The feedback from meeting attendees has been overwhelmingly positive. SCEC2020 exceeded by far any experiences had by researchers and sponsors alike at similar online events. Several participants commented that the online meeting features and capabilities set the “gold standard” for other organizations to aim for. Together, and with great skill and creativity, we all improvised solutions that will persist beyond SCEC2020 and created an annual meeting that will be remembered fondly.

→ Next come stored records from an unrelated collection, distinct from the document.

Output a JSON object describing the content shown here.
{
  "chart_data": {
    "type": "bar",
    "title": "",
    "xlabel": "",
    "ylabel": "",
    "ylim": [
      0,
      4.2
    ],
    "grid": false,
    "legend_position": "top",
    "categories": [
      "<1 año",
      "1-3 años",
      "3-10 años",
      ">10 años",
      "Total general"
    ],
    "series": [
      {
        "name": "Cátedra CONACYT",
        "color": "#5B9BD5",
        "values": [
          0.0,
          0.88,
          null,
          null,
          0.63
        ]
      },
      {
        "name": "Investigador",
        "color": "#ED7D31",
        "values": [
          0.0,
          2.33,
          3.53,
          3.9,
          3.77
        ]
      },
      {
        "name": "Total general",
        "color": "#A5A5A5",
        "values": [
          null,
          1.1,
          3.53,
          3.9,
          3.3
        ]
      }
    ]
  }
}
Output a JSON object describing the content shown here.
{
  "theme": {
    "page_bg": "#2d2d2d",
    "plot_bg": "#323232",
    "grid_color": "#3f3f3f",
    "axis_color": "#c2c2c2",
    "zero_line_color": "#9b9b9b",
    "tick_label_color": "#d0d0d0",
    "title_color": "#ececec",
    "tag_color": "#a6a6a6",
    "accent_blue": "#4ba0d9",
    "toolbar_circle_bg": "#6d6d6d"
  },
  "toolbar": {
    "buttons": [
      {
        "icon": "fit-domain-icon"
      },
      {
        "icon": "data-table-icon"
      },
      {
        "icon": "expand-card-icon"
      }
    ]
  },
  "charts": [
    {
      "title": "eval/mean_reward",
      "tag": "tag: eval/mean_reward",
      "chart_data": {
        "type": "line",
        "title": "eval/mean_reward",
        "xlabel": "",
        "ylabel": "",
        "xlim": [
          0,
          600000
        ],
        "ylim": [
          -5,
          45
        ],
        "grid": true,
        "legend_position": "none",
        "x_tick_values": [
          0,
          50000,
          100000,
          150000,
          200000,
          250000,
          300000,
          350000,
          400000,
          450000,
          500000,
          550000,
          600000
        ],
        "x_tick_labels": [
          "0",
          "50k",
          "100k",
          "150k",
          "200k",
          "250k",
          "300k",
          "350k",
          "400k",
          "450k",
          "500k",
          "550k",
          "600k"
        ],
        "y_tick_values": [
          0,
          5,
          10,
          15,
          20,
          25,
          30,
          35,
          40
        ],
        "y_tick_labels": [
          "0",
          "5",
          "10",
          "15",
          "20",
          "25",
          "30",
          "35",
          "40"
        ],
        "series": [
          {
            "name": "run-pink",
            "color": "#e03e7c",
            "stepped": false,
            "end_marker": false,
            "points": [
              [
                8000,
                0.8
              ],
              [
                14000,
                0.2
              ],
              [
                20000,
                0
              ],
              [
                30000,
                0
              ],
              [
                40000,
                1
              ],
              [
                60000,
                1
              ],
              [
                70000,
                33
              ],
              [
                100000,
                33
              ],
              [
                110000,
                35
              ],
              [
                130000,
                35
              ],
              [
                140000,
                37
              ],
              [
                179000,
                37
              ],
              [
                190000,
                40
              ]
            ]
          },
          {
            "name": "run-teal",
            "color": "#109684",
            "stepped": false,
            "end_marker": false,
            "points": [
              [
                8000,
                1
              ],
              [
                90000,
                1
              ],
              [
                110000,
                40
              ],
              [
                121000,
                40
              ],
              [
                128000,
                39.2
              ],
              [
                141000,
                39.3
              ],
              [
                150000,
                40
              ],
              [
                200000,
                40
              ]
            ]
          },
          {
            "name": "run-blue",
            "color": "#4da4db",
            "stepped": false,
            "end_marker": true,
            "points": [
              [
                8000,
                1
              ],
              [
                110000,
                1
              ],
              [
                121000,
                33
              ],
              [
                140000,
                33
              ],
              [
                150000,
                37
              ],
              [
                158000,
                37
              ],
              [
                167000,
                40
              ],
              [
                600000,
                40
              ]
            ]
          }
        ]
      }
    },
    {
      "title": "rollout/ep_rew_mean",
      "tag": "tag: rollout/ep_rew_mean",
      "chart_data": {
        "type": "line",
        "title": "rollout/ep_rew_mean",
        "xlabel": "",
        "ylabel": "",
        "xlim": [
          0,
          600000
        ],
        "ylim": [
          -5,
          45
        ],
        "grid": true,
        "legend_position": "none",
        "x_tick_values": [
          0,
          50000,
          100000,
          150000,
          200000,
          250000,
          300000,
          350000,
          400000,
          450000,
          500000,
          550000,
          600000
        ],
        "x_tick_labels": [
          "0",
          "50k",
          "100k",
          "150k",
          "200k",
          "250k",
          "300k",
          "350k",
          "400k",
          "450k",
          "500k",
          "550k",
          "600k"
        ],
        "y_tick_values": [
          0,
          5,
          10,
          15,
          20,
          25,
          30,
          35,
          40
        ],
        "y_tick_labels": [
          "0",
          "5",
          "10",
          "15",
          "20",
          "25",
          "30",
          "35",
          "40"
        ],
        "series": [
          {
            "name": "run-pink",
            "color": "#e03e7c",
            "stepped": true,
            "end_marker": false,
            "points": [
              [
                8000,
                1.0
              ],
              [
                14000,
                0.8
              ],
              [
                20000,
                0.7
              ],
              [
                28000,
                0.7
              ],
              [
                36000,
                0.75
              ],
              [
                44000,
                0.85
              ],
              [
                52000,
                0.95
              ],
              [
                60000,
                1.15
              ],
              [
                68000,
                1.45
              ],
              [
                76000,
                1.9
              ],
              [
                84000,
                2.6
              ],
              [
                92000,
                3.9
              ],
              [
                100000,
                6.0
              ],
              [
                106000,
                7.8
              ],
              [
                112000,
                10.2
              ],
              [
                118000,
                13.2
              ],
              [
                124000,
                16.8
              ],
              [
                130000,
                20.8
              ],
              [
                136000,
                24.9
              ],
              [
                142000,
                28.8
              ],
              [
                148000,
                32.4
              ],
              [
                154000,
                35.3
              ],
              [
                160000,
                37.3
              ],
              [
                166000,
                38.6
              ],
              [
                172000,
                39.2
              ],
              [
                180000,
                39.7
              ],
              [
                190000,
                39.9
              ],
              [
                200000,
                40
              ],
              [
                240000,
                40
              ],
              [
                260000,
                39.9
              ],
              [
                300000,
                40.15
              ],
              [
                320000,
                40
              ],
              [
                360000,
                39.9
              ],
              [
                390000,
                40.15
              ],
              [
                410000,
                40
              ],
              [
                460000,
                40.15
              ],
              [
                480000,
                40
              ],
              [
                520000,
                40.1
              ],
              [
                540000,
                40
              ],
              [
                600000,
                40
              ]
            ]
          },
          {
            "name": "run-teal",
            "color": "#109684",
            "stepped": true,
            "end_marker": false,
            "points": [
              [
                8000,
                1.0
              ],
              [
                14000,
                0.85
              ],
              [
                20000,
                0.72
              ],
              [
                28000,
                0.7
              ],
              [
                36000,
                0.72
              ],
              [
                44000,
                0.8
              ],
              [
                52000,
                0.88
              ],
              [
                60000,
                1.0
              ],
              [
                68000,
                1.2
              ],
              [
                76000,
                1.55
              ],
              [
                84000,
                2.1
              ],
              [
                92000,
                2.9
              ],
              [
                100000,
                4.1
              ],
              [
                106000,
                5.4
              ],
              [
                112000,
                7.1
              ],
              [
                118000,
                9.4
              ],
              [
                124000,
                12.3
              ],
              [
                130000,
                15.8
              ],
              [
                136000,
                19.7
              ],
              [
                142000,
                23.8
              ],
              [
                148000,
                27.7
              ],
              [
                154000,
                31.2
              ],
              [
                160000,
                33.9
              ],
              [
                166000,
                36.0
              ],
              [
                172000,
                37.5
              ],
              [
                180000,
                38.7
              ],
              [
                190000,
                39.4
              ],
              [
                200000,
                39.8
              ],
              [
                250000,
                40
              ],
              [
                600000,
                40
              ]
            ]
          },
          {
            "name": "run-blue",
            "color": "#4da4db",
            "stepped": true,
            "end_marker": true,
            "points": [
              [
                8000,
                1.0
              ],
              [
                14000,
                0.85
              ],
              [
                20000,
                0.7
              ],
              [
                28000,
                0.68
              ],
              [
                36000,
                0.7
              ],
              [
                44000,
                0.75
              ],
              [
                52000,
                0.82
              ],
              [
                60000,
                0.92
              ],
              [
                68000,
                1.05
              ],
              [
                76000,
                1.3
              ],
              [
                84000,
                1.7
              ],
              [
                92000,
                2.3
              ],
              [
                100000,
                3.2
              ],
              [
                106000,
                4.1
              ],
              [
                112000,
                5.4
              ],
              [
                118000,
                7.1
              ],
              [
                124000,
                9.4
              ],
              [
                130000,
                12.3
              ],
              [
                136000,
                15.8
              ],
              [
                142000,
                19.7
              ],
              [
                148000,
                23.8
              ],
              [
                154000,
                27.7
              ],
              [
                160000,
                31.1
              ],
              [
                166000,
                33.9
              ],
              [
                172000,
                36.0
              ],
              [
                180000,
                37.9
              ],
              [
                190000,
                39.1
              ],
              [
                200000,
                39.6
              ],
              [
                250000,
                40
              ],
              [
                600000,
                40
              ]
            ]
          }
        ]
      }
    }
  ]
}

But as one person noted, “Despite this being by far the best virtual meeting I’ve ever been to, I do hope that next year we may meet in Palm Springs.”

 

About the Authors

Tran Huynh is the SCEC Associate Director for Science Operations, working to promote research collaborations across organizations and to align short-term science priorities and business strategies with SCEC’s long-term goals. With the help of her team, she manages the development of SCEC’s collaborative tools and web presence, and allocation of resources for researchers to participate in the SCEC collaboration.
Edric Pauk is a SCEC software engineer and lead developer of the Center’s Community Information System (CIS). This system supports SCEC’s annual science and collaboration planning processes, including proposal submissions and reviews, subawards, project reporting, publications, workshops, and annual meetings. He also collaborates with scientists and research programmers to create web utilities that enable access to SCEC science project information, datasets, and other products.

Acknowledgements

The Southern California Earthquake Center is funded by NSF Cooperative Agreement EAR-1600087 and USGS Cooperative Agreement G17AC00047. Additional support is provided by NASA Grant 80NSSC19K0739, DOE Grant DE-SC0016520, W.M. Keck Foundation Grant 005590-00001, and the Pacific Gas and Electric Company. We thank our SCEC colleagues for collaborating in the Center research program and sharing your work at the 2020 SCEC Annual Meeting.